The minimal and maximal index values are inclusive. (i.e. x=851 is a valid index.) It is different from Python range()
’s.
The index is just for numbering, and has not direct relation to the camera arrangement. Each index (x,y)
corresponds to a view.
The view has a camera, image file and depth file. camera_name_format
is a format template that gives the name of the camera
corresponding to view (x,y)
. (more below)
2D parameters must contain both x_index_range
and y_index_range
. 1D parameters must contains only x_index_range
.
It cannot contain only y_index_range
. (Because otherwise all the tools would need to distinguish between X-only and Y-only datasets.)
The indices can also have a step: specifying for example [1, 10, 4]
(array with 3 integers) for an index range corresponds to the index values
1, 5, 9
. 2
would be an invalid index. The maximum 10
is no longer included in this example.
Each view corresponds to a camera name, and an image and depth filename. The format strings are in Python syntax. For
2D datasets, there is an argument “x” and an argument “y”. For 1D datasets there is only an argument “x”.

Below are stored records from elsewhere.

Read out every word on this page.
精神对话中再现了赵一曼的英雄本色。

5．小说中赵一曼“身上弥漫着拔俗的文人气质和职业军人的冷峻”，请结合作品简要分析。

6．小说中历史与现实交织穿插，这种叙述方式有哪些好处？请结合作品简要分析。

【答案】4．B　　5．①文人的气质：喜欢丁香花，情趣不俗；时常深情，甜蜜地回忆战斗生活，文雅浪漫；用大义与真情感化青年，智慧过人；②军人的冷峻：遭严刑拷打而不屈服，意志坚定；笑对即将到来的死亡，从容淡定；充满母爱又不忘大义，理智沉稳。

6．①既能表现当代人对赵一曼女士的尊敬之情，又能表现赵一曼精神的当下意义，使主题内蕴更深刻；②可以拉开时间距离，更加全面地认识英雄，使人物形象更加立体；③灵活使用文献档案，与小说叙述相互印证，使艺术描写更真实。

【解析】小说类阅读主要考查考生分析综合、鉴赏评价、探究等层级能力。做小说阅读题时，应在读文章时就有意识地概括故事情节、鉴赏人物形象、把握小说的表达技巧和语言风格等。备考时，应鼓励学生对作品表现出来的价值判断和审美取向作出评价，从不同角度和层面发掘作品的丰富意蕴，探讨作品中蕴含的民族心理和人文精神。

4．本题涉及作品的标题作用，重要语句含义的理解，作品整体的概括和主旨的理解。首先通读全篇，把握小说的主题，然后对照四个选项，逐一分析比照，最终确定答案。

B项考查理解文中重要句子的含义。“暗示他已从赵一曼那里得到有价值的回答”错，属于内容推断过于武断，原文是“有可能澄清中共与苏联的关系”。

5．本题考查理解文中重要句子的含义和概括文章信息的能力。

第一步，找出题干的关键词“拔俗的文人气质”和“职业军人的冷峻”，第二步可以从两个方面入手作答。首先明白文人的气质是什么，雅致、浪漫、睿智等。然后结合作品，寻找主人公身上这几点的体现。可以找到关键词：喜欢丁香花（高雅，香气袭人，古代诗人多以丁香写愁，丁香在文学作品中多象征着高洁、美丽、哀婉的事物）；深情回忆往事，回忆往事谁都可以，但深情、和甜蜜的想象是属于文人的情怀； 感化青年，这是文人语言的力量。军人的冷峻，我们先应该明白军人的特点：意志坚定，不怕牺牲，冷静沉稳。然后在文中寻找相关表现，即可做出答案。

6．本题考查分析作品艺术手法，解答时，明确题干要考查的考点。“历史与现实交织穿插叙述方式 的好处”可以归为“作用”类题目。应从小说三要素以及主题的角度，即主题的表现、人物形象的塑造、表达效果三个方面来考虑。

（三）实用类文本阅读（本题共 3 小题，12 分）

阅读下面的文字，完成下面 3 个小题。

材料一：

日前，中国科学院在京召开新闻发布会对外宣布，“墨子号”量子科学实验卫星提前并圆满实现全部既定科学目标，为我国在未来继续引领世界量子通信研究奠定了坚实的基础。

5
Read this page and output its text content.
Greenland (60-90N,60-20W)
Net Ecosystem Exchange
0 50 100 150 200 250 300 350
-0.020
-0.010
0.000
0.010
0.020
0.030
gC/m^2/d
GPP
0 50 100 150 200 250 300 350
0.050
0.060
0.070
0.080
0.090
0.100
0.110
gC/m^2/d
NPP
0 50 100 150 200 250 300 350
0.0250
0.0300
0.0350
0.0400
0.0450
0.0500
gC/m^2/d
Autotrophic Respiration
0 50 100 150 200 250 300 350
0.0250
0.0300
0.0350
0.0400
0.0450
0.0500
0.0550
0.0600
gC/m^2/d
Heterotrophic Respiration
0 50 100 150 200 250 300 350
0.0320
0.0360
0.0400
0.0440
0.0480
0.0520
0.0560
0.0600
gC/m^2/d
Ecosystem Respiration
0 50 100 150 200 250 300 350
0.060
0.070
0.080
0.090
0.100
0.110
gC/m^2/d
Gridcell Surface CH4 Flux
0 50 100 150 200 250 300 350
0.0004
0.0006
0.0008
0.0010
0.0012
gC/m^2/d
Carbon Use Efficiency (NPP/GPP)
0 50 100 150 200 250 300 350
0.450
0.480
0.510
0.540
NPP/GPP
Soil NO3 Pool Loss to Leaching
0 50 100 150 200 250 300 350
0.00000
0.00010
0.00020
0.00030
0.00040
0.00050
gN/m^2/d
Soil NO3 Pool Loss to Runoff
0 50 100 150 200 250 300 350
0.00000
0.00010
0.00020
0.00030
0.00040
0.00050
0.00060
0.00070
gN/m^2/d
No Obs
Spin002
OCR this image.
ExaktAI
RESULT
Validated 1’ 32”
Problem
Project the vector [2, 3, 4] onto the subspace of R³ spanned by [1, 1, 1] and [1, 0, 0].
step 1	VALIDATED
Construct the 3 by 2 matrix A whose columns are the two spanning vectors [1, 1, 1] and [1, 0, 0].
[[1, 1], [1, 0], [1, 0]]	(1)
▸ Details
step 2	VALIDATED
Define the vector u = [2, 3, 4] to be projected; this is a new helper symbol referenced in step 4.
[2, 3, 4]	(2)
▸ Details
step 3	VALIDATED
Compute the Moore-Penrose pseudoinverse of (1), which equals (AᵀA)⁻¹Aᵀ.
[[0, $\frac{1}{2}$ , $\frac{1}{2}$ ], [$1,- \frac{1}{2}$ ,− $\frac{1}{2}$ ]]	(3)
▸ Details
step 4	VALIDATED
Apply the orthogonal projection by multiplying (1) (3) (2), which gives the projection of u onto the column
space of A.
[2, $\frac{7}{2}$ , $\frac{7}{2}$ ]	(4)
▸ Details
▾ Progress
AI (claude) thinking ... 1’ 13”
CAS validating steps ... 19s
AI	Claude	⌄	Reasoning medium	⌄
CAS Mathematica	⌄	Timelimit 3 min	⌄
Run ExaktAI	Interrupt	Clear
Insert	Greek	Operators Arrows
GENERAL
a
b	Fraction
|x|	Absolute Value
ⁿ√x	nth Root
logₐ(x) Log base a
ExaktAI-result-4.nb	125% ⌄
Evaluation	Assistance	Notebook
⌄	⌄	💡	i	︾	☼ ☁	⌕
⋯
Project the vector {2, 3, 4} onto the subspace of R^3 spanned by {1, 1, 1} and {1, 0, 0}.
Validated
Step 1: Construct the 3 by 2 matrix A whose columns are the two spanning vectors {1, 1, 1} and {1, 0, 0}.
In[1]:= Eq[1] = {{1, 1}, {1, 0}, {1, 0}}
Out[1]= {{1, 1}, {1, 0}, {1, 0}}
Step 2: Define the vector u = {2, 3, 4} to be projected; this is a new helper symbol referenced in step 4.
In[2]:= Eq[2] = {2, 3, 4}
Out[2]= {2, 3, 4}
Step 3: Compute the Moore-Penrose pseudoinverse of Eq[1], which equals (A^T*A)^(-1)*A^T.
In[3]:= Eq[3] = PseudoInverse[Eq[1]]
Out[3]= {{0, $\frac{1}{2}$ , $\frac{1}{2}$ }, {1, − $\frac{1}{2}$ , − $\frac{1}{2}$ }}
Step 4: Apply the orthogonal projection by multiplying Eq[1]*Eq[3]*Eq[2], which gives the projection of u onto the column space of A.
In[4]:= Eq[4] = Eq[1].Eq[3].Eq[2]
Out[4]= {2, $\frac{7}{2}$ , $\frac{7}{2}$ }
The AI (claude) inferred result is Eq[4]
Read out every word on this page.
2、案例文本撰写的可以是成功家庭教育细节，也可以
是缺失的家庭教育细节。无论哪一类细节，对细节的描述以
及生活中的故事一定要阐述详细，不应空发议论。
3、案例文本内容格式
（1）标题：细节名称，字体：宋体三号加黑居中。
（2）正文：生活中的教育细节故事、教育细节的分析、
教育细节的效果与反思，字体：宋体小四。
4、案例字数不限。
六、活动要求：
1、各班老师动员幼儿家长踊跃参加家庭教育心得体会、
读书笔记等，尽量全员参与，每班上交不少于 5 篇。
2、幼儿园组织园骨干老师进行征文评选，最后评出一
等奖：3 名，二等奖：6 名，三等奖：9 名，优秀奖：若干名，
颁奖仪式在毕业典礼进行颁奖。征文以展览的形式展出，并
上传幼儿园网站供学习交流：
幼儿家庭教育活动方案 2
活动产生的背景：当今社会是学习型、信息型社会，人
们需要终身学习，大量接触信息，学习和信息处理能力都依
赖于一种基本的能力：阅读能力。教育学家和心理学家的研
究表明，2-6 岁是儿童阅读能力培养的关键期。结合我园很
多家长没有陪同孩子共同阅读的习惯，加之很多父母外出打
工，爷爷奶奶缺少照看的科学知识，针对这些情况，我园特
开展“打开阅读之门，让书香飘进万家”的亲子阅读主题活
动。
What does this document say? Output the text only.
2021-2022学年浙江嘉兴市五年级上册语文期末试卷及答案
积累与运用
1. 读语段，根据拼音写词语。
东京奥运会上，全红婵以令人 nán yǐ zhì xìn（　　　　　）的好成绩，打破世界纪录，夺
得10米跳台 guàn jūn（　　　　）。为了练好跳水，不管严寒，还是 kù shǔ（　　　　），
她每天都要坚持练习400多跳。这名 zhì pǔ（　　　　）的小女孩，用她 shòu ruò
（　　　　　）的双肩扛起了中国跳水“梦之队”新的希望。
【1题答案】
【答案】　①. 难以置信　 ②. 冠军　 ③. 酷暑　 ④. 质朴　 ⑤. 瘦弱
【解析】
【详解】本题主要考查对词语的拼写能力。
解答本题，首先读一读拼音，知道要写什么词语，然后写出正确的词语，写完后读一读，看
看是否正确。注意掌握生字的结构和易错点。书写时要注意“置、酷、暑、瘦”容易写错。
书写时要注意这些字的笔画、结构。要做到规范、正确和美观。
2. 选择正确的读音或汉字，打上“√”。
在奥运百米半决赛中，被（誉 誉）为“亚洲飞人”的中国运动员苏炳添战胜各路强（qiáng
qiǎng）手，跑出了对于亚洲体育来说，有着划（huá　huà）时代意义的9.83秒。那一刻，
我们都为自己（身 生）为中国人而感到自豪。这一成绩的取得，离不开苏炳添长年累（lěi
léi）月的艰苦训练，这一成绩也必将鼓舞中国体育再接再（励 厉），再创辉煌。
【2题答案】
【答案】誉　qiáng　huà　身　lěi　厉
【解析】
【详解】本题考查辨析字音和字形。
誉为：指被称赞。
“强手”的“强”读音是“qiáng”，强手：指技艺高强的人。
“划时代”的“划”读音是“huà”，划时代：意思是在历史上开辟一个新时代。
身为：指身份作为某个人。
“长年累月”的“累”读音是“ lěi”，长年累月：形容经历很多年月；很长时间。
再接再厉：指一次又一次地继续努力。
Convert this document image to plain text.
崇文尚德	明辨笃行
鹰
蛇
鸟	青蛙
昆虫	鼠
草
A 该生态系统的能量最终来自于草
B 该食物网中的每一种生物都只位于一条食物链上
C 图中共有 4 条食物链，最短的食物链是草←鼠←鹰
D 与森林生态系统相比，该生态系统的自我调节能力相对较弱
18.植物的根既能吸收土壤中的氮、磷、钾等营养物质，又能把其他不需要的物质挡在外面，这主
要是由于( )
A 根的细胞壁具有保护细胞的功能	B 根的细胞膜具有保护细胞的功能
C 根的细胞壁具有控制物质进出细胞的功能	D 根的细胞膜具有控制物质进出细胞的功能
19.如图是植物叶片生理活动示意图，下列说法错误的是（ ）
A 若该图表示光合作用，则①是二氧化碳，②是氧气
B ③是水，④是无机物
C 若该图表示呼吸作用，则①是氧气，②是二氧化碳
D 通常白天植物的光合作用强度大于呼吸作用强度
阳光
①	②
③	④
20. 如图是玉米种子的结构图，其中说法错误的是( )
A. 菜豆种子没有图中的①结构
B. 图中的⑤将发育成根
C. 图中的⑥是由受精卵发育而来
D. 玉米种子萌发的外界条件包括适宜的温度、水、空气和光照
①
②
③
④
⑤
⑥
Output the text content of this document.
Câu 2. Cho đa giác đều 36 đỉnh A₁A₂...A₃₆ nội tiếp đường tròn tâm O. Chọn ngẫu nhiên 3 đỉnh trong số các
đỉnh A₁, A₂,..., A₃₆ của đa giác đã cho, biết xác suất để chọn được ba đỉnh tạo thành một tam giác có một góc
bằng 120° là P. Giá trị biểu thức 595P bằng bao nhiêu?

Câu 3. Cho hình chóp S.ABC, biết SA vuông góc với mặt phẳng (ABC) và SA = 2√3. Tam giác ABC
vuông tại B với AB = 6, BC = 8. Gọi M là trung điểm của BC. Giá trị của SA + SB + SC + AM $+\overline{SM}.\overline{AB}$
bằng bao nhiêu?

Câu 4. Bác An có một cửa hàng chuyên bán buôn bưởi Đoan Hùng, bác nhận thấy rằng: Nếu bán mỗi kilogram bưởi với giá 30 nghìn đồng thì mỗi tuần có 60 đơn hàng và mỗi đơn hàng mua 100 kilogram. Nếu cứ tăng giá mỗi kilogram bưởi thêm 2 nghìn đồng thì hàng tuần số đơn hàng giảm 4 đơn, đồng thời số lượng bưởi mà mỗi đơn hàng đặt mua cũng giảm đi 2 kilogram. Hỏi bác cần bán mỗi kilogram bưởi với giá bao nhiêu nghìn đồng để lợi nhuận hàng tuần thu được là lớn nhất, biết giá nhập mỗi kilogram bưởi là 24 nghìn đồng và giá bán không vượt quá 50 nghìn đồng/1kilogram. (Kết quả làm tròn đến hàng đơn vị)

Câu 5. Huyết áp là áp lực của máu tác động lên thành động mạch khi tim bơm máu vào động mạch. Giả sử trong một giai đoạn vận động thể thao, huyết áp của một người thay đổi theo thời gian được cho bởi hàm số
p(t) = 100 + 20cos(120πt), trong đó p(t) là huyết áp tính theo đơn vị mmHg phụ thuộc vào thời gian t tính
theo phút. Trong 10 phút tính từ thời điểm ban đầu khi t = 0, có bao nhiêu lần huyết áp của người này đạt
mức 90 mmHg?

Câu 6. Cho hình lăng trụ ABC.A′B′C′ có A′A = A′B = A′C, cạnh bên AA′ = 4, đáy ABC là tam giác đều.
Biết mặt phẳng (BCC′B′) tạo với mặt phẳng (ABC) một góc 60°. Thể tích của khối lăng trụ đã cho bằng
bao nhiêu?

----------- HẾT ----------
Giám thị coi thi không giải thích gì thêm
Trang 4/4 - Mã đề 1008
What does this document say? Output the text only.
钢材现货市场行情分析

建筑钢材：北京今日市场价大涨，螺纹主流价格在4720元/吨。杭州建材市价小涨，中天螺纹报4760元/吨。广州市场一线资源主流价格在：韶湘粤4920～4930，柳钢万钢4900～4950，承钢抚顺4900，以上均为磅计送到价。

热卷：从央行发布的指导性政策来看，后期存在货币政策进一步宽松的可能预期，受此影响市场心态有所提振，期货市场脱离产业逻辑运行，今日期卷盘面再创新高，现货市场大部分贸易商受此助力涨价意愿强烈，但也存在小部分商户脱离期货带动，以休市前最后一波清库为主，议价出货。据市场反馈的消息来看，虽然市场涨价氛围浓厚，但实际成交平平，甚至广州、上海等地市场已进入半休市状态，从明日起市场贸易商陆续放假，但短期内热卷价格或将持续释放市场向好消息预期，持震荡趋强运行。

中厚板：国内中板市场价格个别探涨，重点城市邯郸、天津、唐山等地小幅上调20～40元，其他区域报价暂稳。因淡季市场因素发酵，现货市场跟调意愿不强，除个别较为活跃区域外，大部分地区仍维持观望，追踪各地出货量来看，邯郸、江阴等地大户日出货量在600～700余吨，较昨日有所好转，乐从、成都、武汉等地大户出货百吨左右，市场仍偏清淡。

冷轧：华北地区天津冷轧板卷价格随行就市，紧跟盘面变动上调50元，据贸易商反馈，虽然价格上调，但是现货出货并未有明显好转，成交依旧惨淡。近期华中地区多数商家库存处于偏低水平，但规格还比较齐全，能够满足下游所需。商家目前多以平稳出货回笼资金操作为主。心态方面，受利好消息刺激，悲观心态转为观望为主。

Format is described at https://pyformat.info/.
The C++ tools use fmt to parse the format string (not printf
).
“Filenames” are relative file paths. The file paths are always relative to the location of the parameters file. Except if the filename begins with “/”: then it is considered an absolute path.
kinect_raw
and vsrs
are groups. They contain additional files belonging to the view. kinect_raw
are the raw,
unprocessed files from the Kinect camera. vsrs
are .yuv
files for VSRS.
They can optionally have a different numbering. filename_x_index_factor
(“factor”) and filename_x_index_offset
(“offset”) are both optional. If they
are not present, factor defaults to 1, and offset defaults to 0. (Same for Y).
The factor can be a real number. The offset is always an integer. Both can be negative.
The filename format templates in a group (e.g. vsrs/image_filename_format
) are formatted with the local indices.
The mapping is:
local_x = floor(x * factor) + offset
In this example x = 101, 102, 103
becomes in raw_kinect
: local_x = 684, 683, 682
.
The default image_filename_format
, etc. values (not in a group) are said to be in the root group or default group.
There are tools for manipulating dataset parameter files in dataset/
.
dataset/slice make a 1D slice of a 2D parameters file, by fixing the Y index to a certain value. It produces a 1D dataset parameters file. The example 1D parameters file was generated using this, by fixing Y to 151.
To instead make a slice fixing the X index: It is not possible to have only a Y index in the file. Instead dataset/flip can be used to swap the meanings of the Y and X index. Then dataset/slice is used on that new, flipped parameters file.